The rookie was finally toppled in the semifinals, when his bike slipped to a 7.02 – well short of Savoie’s winning 6.92. “Everything else was good early – our 60-foot time and 330-foot times even better than his,” said Reed, who’s now just two points out of eighth place and one round out of seventh. “I have blinders on my helmet, so I can’t really tell if I’m ahead or behind unless the other guy’s way out there, but somewhere before the finish line, I saw him ahead of me. That’s OK. Getting to the semi’s is great. That’s twice now. Now they know we can do it.”


Cory Reed cut a .002 reaction time in the first round at the Carolina Nationals, but his near-perfect light was completely overshadowed by the magnitude of his announcement following the event: He’s leaving George Bryce’s Star Racing to form his own Pro Stock Motorcycle team, and taking his teammate, 2000-02 NHRA world champ Angelle Sampey, with him.
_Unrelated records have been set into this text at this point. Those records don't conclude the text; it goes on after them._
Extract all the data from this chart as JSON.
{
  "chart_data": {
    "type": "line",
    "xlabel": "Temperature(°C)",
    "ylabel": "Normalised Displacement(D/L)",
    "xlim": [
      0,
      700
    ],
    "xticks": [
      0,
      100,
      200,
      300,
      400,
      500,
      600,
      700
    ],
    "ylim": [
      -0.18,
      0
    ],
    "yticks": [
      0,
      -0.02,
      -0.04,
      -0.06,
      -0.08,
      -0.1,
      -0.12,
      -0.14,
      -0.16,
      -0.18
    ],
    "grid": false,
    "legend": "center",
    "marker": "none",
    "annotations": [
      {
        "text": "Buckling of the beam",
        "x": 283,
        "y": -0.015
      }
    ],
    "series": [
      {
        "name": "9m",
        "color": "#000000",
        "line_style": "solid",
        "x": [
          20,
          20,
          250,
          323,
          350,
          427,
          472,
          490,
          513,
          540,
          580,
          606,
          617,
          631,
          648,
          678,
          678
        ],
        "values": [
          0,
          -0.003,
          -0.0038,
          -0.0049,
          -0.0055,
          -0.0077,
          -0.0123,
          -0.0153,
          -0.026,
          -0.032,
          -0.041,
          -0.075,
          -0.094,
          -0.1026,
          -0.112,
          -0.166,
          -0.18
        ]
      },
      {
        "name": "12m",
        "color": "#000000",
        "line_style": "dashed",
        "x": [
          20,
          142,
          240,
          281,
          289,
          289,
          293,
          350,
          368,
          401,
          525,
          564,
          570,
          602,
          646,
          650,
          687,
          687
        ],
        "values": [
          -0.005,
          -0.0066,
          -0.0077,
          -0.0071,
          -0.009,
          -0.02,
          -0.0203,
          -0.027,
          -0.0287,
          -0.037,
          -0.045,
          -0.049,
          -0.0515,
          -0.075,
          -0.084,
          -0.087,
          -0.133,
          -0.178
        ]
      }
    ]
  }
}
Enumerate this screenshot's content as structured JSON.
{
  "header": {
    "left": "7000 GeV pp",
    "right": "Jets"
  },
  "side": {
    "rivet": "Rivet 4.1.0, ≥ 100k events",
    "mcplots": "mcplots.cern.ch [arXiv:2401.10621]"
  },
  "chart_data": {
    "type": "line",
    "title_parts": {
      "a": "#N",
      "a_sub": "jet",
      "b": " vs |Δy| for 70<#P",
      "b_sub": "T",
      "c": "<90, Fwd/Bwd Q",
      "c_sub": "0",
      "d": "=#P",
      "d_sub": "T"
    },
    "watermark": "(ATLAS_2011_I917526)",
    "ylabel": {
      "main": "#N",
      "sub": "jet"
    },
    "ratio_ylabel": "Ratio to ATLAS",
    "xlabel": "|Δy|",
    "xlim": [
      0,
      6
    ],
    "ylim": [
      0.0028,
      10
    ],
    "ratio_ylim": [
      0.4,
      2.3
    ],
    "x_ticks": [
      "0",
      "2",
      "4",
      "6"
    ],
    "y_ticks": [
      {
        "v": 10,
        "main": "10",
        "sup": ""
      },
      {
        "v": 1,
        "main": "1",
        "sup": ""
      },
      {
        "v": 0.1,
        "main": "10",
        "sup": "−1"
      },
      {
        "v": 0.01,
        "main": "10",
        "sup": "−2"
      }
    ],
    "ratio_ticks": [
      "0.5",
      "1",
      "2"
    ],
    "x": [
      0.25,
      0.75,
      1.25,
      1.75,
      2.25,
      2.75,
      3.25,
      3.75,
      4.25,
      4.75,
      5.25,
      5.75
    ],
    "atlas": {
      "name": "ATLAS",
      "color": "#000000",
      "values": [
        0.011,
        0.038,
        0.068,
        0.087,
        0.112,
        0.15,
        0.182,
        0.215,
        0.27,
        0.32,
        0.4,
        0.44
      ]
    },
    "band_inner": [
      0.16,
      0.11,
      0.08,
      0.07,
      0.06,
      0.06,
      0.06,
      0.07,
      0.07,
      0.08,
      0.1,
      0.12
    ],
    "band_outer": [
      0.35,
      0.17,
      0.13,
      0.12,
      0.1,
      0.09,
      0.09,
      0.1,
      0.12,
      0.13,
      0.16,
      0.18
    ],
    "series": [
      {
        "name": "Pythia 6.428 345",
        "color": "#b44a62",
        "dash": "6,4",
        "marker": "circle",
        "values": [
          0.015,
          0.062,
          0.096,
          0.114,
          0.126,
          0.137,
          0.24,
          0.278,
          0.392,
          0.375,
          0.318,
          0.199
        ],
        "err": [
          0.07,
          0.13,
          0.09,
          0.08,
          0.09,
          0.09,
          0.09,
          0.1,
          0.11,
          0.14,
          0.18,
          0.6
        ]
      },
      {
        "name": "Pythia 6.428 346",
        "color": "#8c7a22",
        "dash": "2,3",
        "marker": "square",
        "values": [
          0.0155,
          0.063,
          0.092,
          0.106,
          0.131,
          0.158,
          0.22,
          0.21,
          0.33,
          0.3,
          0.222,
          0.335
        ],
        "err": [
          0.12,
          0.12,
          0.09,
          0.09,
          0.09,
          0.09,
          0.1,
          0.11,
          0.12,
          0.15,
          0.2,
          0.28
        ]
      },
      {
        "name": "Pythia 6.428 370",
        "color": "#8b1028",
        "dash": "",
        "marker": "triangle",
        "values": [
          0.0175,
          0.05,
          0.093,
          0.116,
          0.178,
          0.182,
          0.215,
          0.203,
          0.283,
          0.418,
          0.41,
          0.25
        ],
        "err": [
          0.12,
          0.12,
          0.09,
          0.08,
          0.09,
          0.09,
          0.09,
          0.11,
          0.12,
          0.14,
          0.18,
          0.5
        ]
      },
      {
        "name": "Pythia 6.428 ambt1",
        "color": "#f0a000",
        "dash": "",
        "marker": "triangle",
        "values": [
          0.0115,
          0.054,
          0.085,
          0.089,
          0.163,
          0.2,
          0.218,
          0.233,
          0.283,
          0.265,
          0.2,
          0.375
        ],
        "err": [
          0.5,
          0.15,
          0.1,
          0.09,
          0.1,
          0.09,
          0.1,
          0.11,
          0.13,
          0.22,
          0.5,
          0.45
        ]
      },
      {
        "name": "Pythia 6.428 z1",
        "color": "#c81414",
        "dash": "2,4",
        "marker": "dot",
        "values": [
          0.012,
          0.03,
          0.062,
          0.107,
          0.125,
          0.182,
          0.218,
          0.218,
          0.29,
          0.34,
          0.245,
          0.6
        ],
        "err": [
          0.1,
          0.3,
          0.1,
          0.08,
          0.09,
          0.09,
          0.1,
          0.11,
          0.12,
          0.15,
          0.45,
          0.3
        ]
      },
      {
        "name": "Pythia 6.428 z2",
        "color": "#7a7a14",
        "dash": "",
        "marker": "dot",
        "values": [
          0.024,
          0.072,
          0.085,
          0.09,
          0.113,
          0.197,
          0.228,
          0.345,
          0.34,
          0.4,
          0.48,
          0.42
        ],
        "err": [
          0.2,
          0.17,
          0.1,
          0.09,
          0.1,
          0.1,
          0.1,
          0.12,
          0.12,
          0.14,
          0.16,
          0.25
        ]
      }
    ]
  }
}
“It’s going to be awesome,” Reed said of the newest YNot Racing race team, which joins brother Steven and father Jim Whiteley on the YNot Pro Mod team and mom Annie Whiteley, a perennial Top 5 player in the NHRA standings, on the YNot Top Alcohol Funny Car team. “All the details will come out later. Right now, we need to get this motorcycle running good again.”

With a 6.91 at 192.66 mph, Reed qualified No. 12 at zMax Dragway, the first race of the six-race Countdown to the Championship playoffs. “I had .030 lights both times in the right lane because there’s like a little hill right behind where you’re staging,” he said. “It rolls you forward, and that can mess you up. It happened again when I got the right lane for first round, but I knew it was going to happen and was prepared for it.”

Reed had a .009 reaction time on another qualifying lap and, when it really counted, a telepathic .002 in the first round of eliminations. That wasn’t nearly enough against No. 5 qualifier and former world champ L.E. Tonglet, who rode away from him with for an easy 6.88 to 6.99 win.

“My shift points were good, more consistent than ever, and I rode consistent all weekend, but the bike wouldn’t come to us,” said Reed, who hadn’t been beaten in the first round since Englishtown – seven races ago. “We put a new tire on it, but the 60-foot times never did come around. I’m not sure what the deal is.”